A modo de ilustración nos sirve este baile de cifras: las empresas que patrocinan el “MADO” (Orgullo de Madrid) esperan 3,5 millones de participantes y unos ingresos de 200 millones de euros”, tal como anuncian en su página web. Las cifras que no aparecen son los 50 muertos y 53 heridos del atentado LGBTIfóbico de Orlando con los que la burguesía estadounidense instigará la islamofobia para hacer ignorar su LGBTIfobia que nos mata.
Nos mata al igual que hace en 9 países donde las personas LGBTI son condenadas a muerte, 75 en los que son encarceladas por el hecho de serlo, en la esperanza de vida de 35 años para las personas trans, en los miles de delitos de odio, en los elevadísimos índices de suicidio, en la discriminación laboral, escolar o sanitaria.
Estas son las cifras de este sistema que no puede pintarse de rosa sin dejar de mostrar su cara más oscura. No podemos conformarnos con su tolerancia mientras dure nuestro silencio y nuestra invisibilidad, con la asimilación a una sociedad que nos oprime.
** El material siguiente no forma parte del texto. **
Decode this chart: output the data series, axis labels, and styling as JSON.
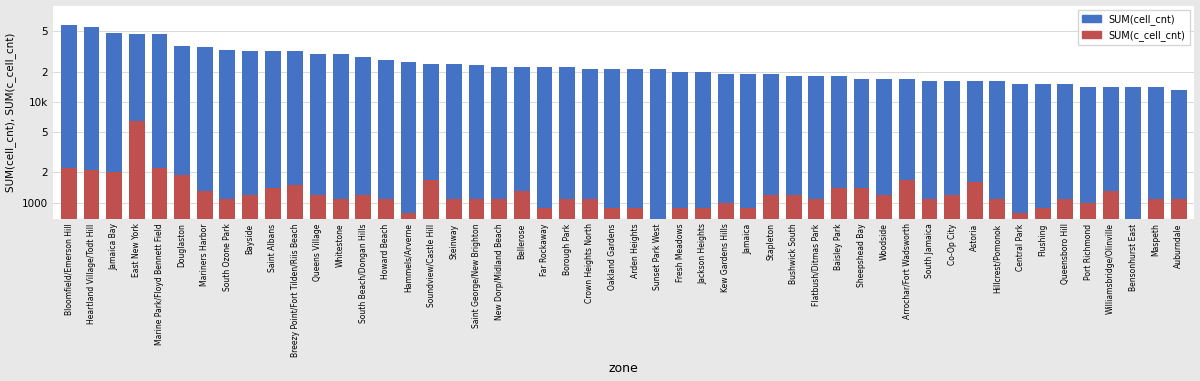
{
  "zones": [
    "Bloomfield/Emerson Hill",
    "Heartland Village/Todt Hill",
    "Jamaica Bay",
    "East New York",
    "Marine Park/Floyd Bennett Field",
    "Douglaston",
    "Mariners Harbor",
    "South Ozone Park",
    "Bayside",
    "Saint Albans",
    "Breezy Point/Fort Tilden/Riis Beach",
    "Queens Village",
    "Whitestone",
    "South Beach/Dongan Hills",
    "Howard Beach",
    "Hammels/Arverne",
    "Soundview/Castle Hill",
    "Steinway",
    "Saint George/New Brighton",
    "New Dorp/Midland Beach",
    "Bellerose",
    "Far Rockaway",
    "Borough Park",
    "Crown Heights North",
    "Oakland Gardens",
    "Arden Heights",
    "Sunset Park West",
    "Fresh Meadows",
    "Jackson Heights",
    "Kew Gardens Hills",
    "Jamaica",
    "Stapleton",
    "Bushwick South",
    "Flatbush/Ditmas Park",
    "Baisley Park",
    "Sheepshead Bay",
    "Woodside",
    "Arrochar/Fort Wadsworth",
    "South Jamaica",
    "Co-Op City",
    "Astoria",
    "Hillcrest/Pomonok",
    "Central Park",
    "Flushing",
    "Queensboro Hill",
    "Port Richmond",
    "Williamsbridge/Olinville",
    "Bensonhurst East",
    "Maspeth",
    "Auburndale"
  ],
  "cell_cnt": [
    58000,
    55000,
    48000,
    47000,
    47000,
    36000,
    35000,
    33000,
    32000,
    32000,
    32000,
    30000,
    30000,
    28000,
    26000,
    25000,
    24000,
    24000,
    23000,
    22000,
    22000,
    22000,
    22000,
    21000,
    21000,
    21000,
    21000,
    20000,
    20000,
    19000,
    19000,
    19000,
    18000,
    18000,
    18000,
    17000,
    17000,
    17000,
    16000,
    16000,
    16000,
    16000,
    15000,
    15000,
    15000,
    14000,
    14000,
    14000,
    14000,
    13000
  ],
  "c_cell_cnt": [
    2200,
    2100,
    2000,
    6500,
    2200,
    1900,
    1300,
    1100,
    1200,
    1400,
    1500,
    1200,
    1100,
    1200,
    1100,
    800,
    1700,
    1100,
    1100,
    1100,
    1300,
    900,
    1100,
    1100,
    900,
    900,
    600,
    900,
    900,
    1000,
    900,
    1200,
    1200,
    1100,
    1400,
    1400,
    1200,
    1700,
    1100,
    1200,
    1600,
    1100,
    800,
    900,
    1100,
    1000,
    1300,
    700,
    1100,
    1100
  ],
  "bar_width": 0.7,
  "blue_color": "#4472C4",
  "red_color": "#C0504D",
  "ylabel": "SUM(cell_cnt), SUM(c_cell_cnt)",
  "xlabel": "zone",
  "legend_labels": [
    "SUM(cell_cnt)",
    "SUM(c_cell_cnt)"
  ],
  "background_color": "#E8E8E8",
  "plot_background": "#FFFFFF",
  "yticks": [
    1000,
    2000,
    5000,
    10000,
    20000,
    50000
  ],
  "ytick_labels": [
    "1000",
    "2",
    "5",
    "10k",
    "2",
    "5"
  ],
  "ylim_min": 700,
  "ylim_max": 90000
}
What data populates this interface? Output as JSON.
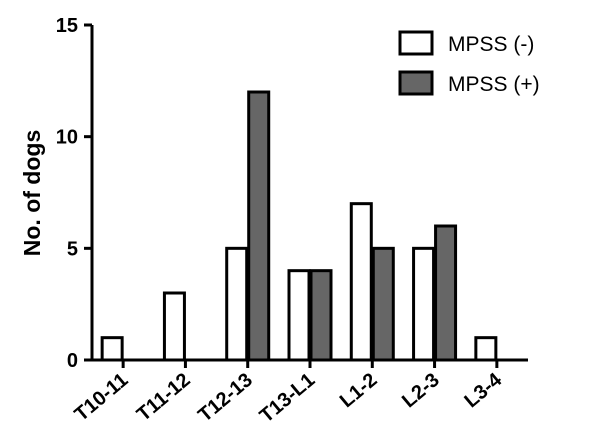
{
  "chart_data": {
    "type": "bar",
    "title": "",
    "xlabel": "",
    "ylabel": "No. of dogs",
    "ylim": [
      0,
      15
    ],
    "yticks": [
      "0",
      "5",
      "10",
      "15"
    ],
    "grid": false,
    "legend_position": "top-right",
    "categories": [
      "T10-11",
      "T11-12",
      "T12-13",
      "T13-L1",
      "L1-2",
      "L2-3",
      "L3-4"
    ],
    "series": [
      {
        "name": "MPSS (-)",
        "color": "#ffffff",
        "values": [
          1,
          3,
          5,
          4,
          7,
          5,
          1
        ]
      },
      {
        "name": "MPSS (+)",
        "color": "#666666",
        "values": [
          0,
          0,
          12,
          4,
          5,
          6,
          0
        ]
      }
    ]
  }
}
No queremos Monumentos Nacionales. Queremos el espíritu del Stonewall para volver a combatir en las calles a la doble cadena del capital y el patriarcado, durante siglos en criminal alianza. Podemos celebrar que dejamos que nos aplaste la rueda, o hacer que descarrile.

Jorge Remacha
Nació en Zaragoza en 1996. Historiador y docente de Educación Secundaria. Milita en la Corriente Revolucionaria de Trabajadores y Trabajadoras (CRT) del Estado Español.